Why did DADDY’s price crash so hard?

Because 60% of the supply was controlled by Andrew Tate and his inner circle before the public could buy. Once early buyers sold their tokens, the price collapsed. There was no real demand - just hype. The $100 million token burn didn’t fix it. The market realized DADDY had no long-term value.

Is DADDY safe to invest in?

No. It’s extremely high-risk. The token is volatile, lacks utility, and depends entirely on one controversial person. Most analysts classify it as a pump-and-dump scheme. If you invest, assume you could lose everything. Never put in more than you can afford to lose.

How many DADDY tokens are in circulation?
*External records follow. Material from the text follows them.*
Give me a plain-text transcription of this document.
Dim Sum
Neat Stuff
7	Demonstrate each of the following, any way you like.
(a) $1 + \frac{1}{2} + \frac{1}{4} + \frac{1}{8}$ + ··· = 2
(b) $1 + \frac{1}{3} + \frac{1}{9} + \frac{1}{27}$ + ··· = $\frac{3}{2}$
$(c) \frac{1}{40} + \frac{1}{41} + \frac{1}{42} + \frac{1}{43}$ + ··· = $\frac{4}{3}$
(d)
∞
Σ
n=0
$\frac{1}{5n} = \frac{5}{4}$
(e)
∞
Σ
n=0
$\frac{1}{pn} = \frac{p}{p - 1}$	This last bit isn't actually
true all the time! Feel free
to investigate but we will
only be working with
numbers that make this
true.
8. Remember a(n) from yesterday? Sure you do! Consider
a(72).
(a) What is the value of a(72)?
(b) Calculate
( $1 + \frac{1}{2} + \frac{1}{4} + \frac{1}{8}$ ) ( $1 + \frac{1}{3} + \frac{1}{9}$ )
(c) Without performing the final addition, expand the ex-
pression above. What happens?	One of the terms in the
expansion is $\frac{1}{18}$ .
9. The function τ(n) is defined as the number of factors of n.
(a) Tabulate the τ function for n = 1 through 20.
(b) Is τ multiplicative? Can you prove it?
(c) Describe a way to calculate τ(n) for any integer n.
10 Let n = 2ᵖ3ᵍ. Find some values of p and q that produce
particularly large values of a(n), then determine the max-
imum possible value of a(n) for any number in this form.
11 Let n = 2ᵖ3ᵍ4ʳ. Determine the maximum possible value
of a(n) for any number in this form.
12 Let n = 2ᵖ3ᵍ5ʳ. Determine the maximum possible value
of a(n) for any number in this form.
As of late 2024, around 599.63 million DADDY tokens are in circulation out of a maximum supply of 1 billion. The rest are held in wallets controlled by Andrew Tate and early buyers, according to blockchain analysis.
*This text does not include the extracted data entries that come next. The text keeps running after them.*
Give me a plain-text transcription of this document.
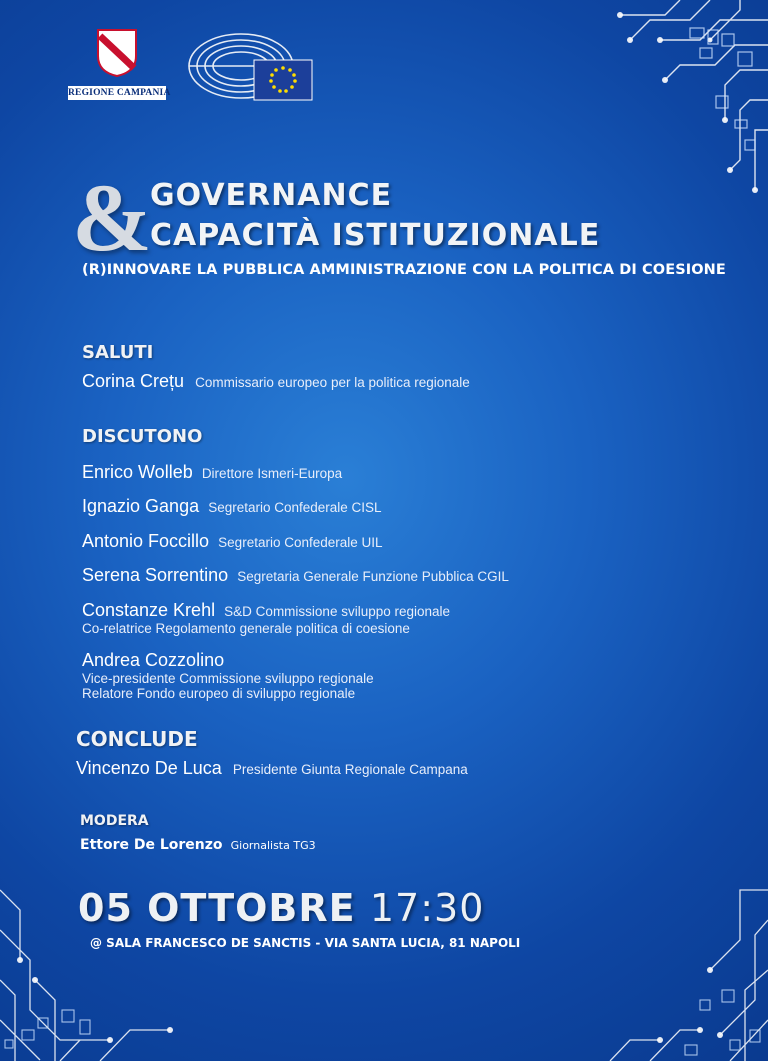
REGIONE CAMPANIA
&
GOVERNANCE
CAPACITÀ ISTITUZIONALE
(R)INNOVARE LA PUBBLICA AMMINISTRAZIONE CON LA POLITICA DI COESIONE
SALUTI
Corina Crețu Commissario europeo per la politica regionale
DISCUTONO
Enrico Wolleb Direttore Ismeri-Europa
Ignazio Ganga Segretario Confederale CISL
Antonio Foccillo Segretario Confederale UIL
Serena Sorrentino Segretaria Generale Funzione Pubblica CGIL
Constanze Krehl S&D Commissione sviluppo regionale
Co-relatrice Regolamento generale politica di coesione
Andrea Cozzolino
Vice-presidente Commissione sviluppo regionale
Relatore Fondo europeo di sviluppo regionale
CONCLUDE
Vincenzo De Luca Presidente Giunta Regionale Campana
MODERA
Ettore De Lorenzo Giornalista TG3
05 OTTOBRE 17:30
@ SALA FRANCESCO DE SANCTIS - VIA SANTA LUCIA, 81 NAPOLI
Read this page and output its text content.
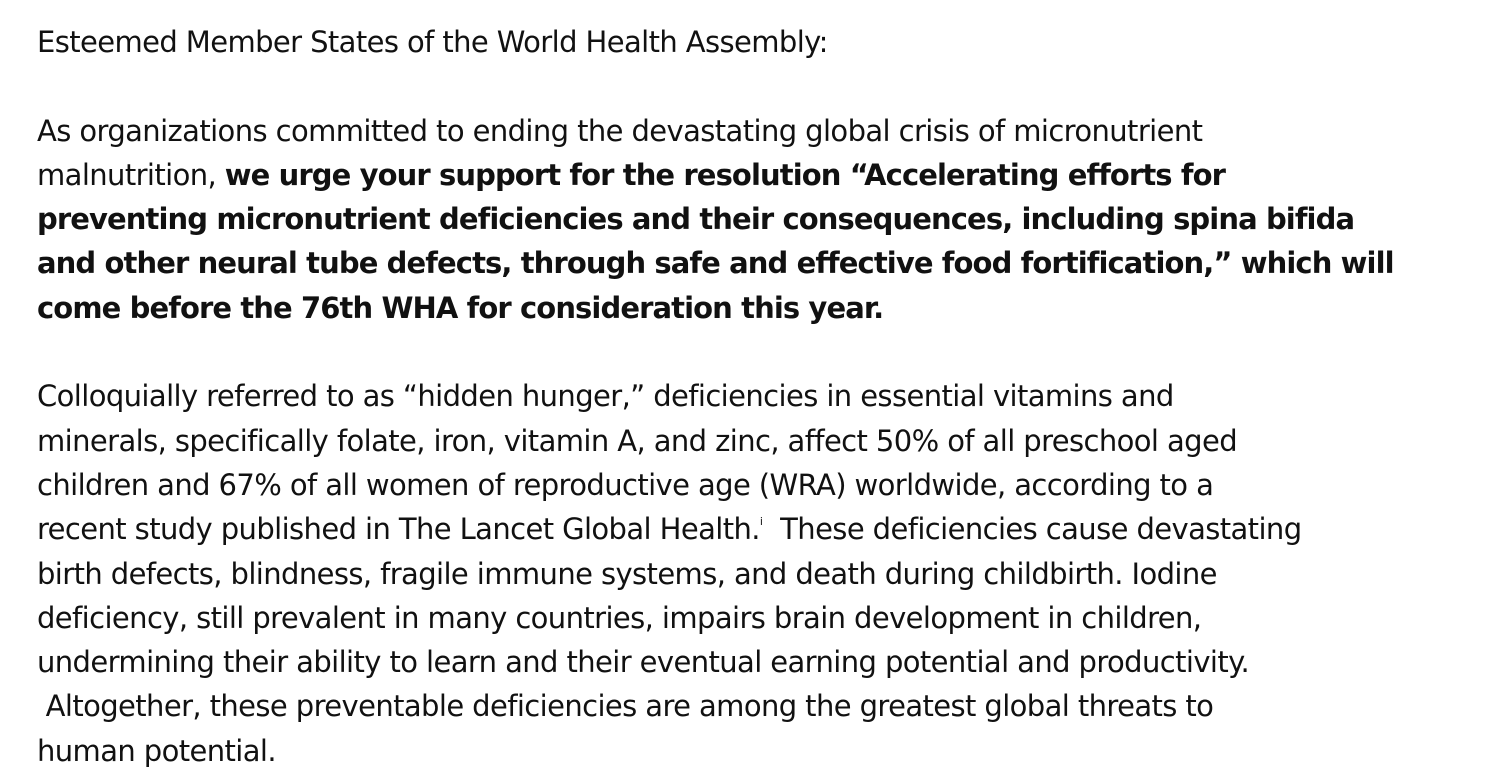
Esteemed Member States of the World Health Assembly:
As organizations committed to ending the devastating global crisis of micronutrient
malnutrition, we urge your support for the resolution “Accelerating efforts for
preventing micronutrient deficiencies and their consequences, including spina bifida
and other neural tube defects, through safe and effective food fortification,” which will
come before the 76th WHA for consideration this year.
Colloquially referred to as “hidden hunger,” deficiencies in essential vitamins and
minerals, specifically folate, iron, vitamin A, and zinc, affect 50% of all preschool aged
children and 67% of all women of reproductive age (WRA) worldwide, according to a
recent study published in The Lancet Global Health.$^i$  These deficiencies cause devastating
birth defects, blindness, fragile immune systems, and death during childbirth. Iodine
deficiency, still prevalent in many countries, impairs brain development in children,
undermining their ability to learn and their eventual earning potential and productivity.
Altogether, these preventable deficiencies are among the greatest global threats to
human potential.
What’s the difference between DADDY and MOTHER tokens?

DADDY and MOTHER are rival meme coins launched in mid-2024. DADDY is tied to Andrew Tate and promotes a hyper-masculine brand. MOTHER is tied to rapper Iggy Azalea and positions itself as a feminine counterpoint. Both are purely speculative, with no utility. They exist to fuel online culture wars, not financial innovation.
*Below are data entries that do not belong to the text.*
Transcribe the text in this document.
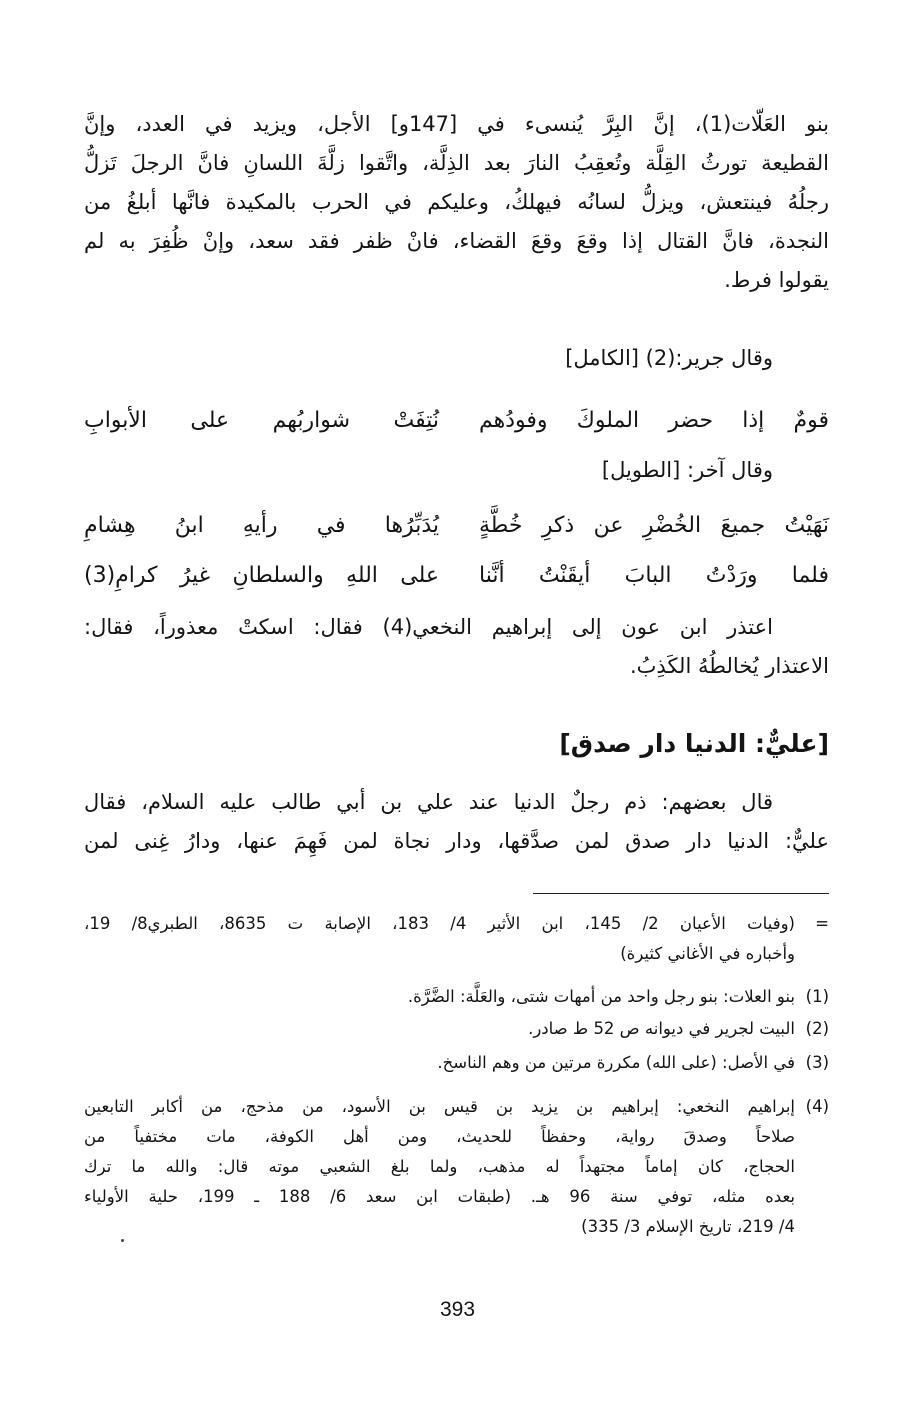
بنو العَلّات(1)، إنَّ البِرَّ يُنسىء في [147و] الأجل، ويزيد في العدد، وإنَّ
القطيعة تورثُ القِلَّة وتُعقِبُ النارَ بعد الذِلَّة، واتَّقوا زلَّةَ اللسانِ فانَّ الرجلَ تَزلُّ
رجلُهُ فينتعش، ويزلُّ لسانُه فيهلكُ، وعليكم في الحرب بالمكيدة فانَّها أبلغُ من
النجدة، فانَّ القتال إذا وقعَ وقعَ القضاء، فانْ ظفر فقد سعد، وإنْ ظُفِرَ به لم
يقولوا فرط.
وقال جرير:(2) [الكامل]
قومٌ إذا حضر الملوكَ وفودُهم
نُتِفَتْ شواربُهم على الأبوابِ
وقال آخر: [الطويل]
نَهَيْتُ جميعَ الخُضْرِ عن ذكرِ خُطَّةٍ
يُدَبِّرُها في رأيهِ ابنُ هِشامِ
فلما ورَدْتُ البابَ أيقَنْتُ أنَّنا
على اللهِ والسلطانِ غيرُ كرامِ(3)
اعتذر ابن عون إلى إبراهيم النخعي(4) فقال: اسكتْ معذوراً، فقال:
الاعتذار يُخالطُهُ الكَذِبُ.
[عليٌّ: الدنيا دار صدق]
قال بعضهم: ذم رجلٌ الدنيا عند علي بن أبي طالب عليه السلام، فقال
عليٌّ: الدنيا دار صدق لمن صدَّقها، ودار نجاة لمن فَهِمَ عنها، ودارُ غِنى لمن
=
(وفيات الأعيان 2/ 145، ابن الأثير 4/ 183، الإصابة ت 8635، الطبري8/ 19،
وأخباره في الأغاني كثيرة)
(1)
بنو العلات: بنو رجل واحد من أمهات شتى، والعَلَّة: الضَّرَّة.
(2)
البيت لجرير في ديوانه ص 52 ط صادر.
(3)
في الأصل: (على الله) مكررة مرتين من وهم الناسخ.
(4)
إبراهيم النخعي: إبراهيم بن يزيد بن قيس بن الأسود، من مذحج، من أكابر التابعين
صلاحاً وصدقَ رواية، وحفظاً للحديث، ومن أهل الكوفة، مات مختفياً من
الحجاج، كان إماماً مجتهداً له مذهب، ولما بلغ الشعبي موته قال: والله ما ترك
بعده مثله، توفي سنة 96 هـ. (طبقات ابن سعد 6/ 188 ـ 199، حلية الأولياء
4/ 219، تاريخ الإسلام 3/ 335)
393
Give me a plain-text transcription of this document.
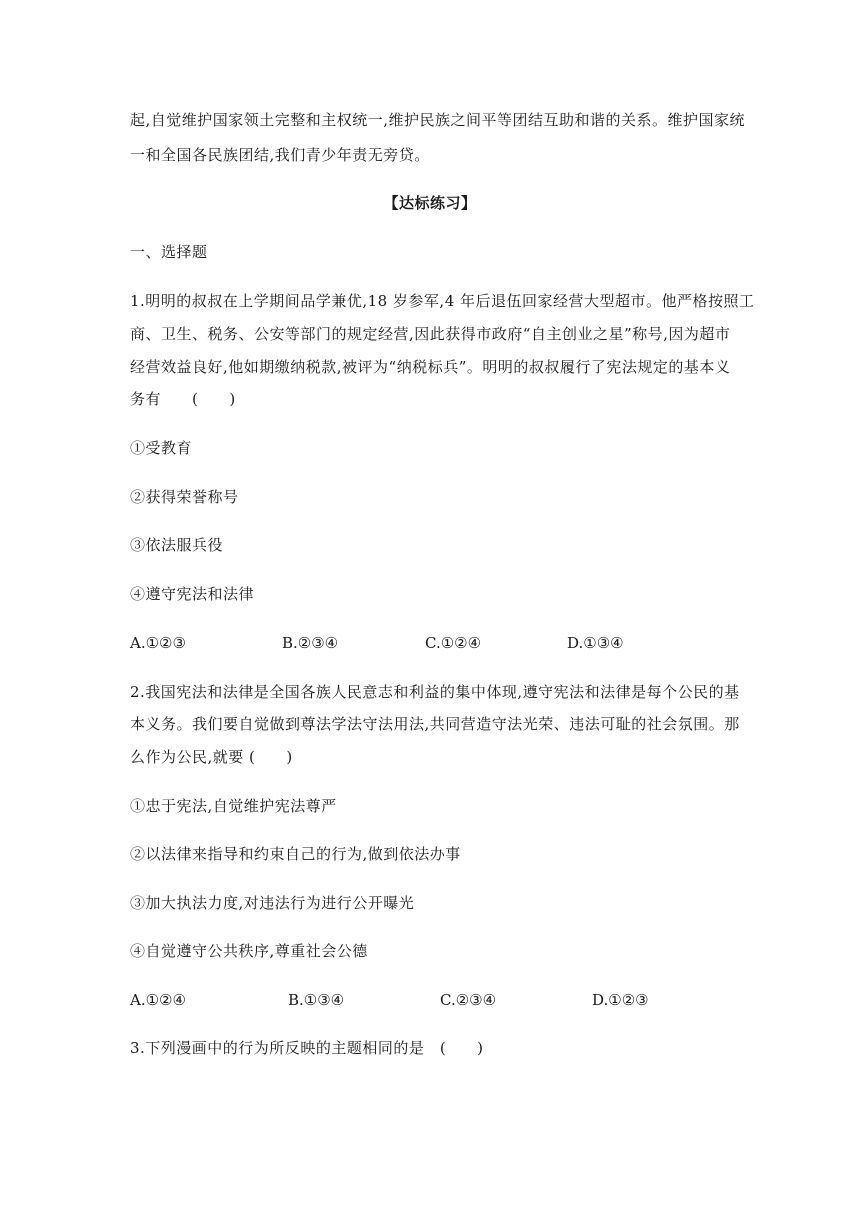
起,自觉维护国家领土完整和主权统一,维护民族之间平等团结互助和谐的关系。维护国家统
一和全国各民族团结,我们青少年责无旁贷。
【达标练习】
一、选择题
1.明明的叔叔在上学期间品学兼优,18 岁参军,4 年后退伍回家经营大型超市。他严格按照工
商、卫生、税务、公安等部门的规定经营,因此获得市政府“自主创业之星”称号,因为超市
经营效益良好,他如期缴纳税款,被评为“纳税标兵”。明明的叔叔履行了宪法规定的基本义
务有　　(　　)
①受教育
②获得荣誉称号
③依法服兵役
④遵守宪法和法律
A.①②③	B.②③④	C.①②④	D.①③④
2.我国宪法和法律是全国各族人民意志和利益的集中体现,遵守宪法和法律是每个公民的基
本义务。我们要自觉做到尊法学法守法用法,共同营造守法光荣、违法可耻的社会氛围。那
么作为公民,就要 (　　)
①忠于宪法,自觉维护宪法尊严
②以法律来指导和约束自己的行为,做到依法办事
③加大执法力度,对违法行为进行公开曝光
④自觉遵守公共秩序,尊重社会公德
A.①②④	B.①③④	C.②③④	D.①②③
3.下列漫画中的行为所反映的主题相同的是　(　　)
Can I store DADDY in MetaMask?

No. DADDY runs on the Solana blockchain, not Ethereum. MetaMask only supports Ethereum and EVM-compatible chains. To store DADDY, you need a Solana wallet like Phantom, Sollet, or Trust Wallet (Solana version).

Did Andrew Tate create DADDY himself?

He didn’t code it, but he created the entire concept. He announced it, funded the initial wallets, promoted it to his 8.8 million followers, and burned tokens on live stream. The token was built by anonymous developers, but its entire value comes from Tate’s influence. He’s the face, the voice, and the driving force behind it.

JayKay Sun

JayKay Sun

I'm a blockchain analyst and multi-asset trader specializing in cryptocurrencies and stock markets. I build data-driven strategies, audit tokenomics, and track on-chain flows. I publish practical explainers and research notes for readers navigating coins, exchanges, and airdrops.

6 Comments

Daryl Chew

Daryl Chew

24 November, 2025 . 10:59 AM

This isn't crypto. It's a reality show with a blockchain backdrop. Tate didn't create a coin-he created a cult with a token. And now we're all just extras in his performance art piece.

Tyler Boyle

Tyler Boyle

26 November, 2025 . 08:33 AM

Let’s break this down properly. The Solana deployment was strategic-low fees, high throughput, perfect for retail FOMO. But the real issue isn't the chain, it’s the pre-allocation. 60% of supply controlled by insiders before public launch? That’s not just rug-pull adjacent-that’s a textbook pump-and-dump with a celebrity face. The burn was theater, not economics. You don’t burn 100M in tokens you control to save value-you do it to manufacture the illusion of conviction while quietly dumping the rest. And the fact that 92% of 2024 celebrity coins crashed? That’s not coincidence. It’s pattern recognition.

Jane A

Jane A

26 November, 2025 . 19:08 PM

If you bought this, you’re not an investor. You’re a sucker who fell for a toxic man’s ego.

jocelyn cortez

jocelyn cortez

27 November, 2025 . 08:31 AM

I get why people are drawn to it. It’s not about money. It’s about belonging. But belonging built on someone else’s chaos? That’s a heavy price to pay.

Gus Mitchener

Gus Mitchener

27 November, 2025 . 19:33 PM

DADDY is a semiotic rupture in the crypto ethos. It replaces decentralization with personality worship, algorithmic trust with charisma-based legitimacy. The token is a signifier without a signified-value derived not from utility or consensus but from the performative aura of a disgraced influencer. This isn’t speculation; it’s postmodern financial fetishism.

Jennifer Morton-Riggs

Jennifer Morton-Riggs

28 November, 2025 . 23:01 PM

Honestly? I think most people who bought this didn’t even read the whitepaper-because there isn’t one. They just saw Tate say ‘Top G’ and thought, ‘I want to be part of that energy.’ But energy doesn’t pay bills. And now they’re stuck holding a digital flag for a man who doesn’t care if they win or lose.